A historical revision (see note) was performed on the labour variables that contribute to the productivity measures released today. The combined result of those revisions was an average 0.1 percentage point increase in the annual growth rate of business labour productivity between 1981 and 2010.

StatCan Notes

The term ‘productivity’ used by StatCan refers to labour productivity.
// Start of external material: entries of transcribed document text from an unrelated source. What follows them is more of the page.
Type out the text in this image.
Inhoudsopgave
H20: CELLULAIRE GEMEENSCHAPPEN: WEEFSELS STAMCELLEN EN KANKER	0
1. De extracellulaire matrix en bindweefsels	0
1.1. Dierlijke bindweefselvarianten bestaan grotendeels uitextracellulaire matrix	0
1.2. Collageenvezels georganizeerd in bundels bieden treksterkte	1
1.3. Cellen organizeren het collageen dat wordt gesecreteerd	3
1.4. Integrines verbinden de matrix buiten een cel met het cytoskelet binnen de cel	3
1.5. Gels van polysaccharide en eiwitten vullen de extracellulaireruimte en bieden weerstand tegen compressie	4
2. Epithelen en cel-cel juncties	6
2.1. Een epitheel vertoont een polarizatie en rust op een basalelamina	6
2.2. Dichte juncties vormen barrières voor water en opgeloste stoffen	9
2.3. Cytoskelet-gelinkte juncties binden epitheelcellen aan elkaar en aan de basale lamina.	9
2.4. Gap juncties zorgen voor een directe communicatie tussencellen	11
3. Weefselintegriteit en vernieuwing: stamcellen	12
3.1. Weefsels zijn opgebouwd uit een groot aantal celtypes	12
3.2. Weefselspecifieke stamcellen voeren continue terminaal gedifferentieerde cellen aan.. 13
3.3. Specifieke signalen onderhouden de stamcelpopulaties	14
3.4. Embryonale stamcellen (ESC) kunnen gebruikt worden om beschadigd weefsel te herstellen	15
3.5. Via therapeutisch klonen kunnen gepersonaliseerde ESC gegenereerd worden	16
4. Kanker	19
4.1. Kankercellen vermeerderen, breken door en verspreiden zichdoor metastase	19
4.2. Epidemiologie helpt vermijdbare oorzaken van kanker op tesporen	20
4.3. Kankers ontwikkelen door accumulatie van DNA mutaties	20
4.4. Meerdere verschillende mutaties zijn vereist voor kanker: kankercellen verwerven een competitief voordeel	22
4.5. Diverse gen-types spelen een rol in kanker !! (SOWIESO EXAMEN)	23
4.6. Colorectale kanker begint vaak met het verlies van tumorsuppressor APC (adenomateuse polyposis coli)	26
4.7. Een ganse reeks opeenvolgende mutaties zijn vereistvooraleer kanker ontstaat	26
For the purposes of this analysis, labour productivity and related variables cover the business sector only. Labour productivity is a measure of real gross domestic product (GDP) per hour worked. Unit labour cost is defined as the cost of workers’ wages and benefits per unit of real GDP.

All the growth rates reported in this release are rounded to one decimal place. They are calculated with index numbers rounded to three decimal places, which are now available on CANSIM.

This release incorporates several revisions of the source data: the annual three-year revision of the National Income and Expenditure Accounts released on May 30, and revisions of the Labour Force Survey estimates released on January 28, 2011, and January 29, 2010. These resulted in revisions of the quarterly series for labour productivity and related variables from the first quarter of 1981 at the aggregate level.

In addition, the seasonally adjusted estimates of hours worked and employment were revised using the X-12-ARIMA seasonal adjustment method. All aggregate-level variables also incorporate a new benchmarking and reconciliation method developed by Statistics Canada’s methodology units.

The annual three year revisions of national accounts’ data to gross domestic product (GDP) by industry will not be published until the end of September 2011 (the usual revision release date for GDP by industry) and therefore will not be incorporated in the productivity data until the release of the third quarter data in December 2011. The labour variables by industry will be revised back at the same time.

The CANSIM tables associated with all the quarterly data on productivity and related variables now contain index numbers rounded to three decimal places to harmonize the level of precision with that of annual productivity data.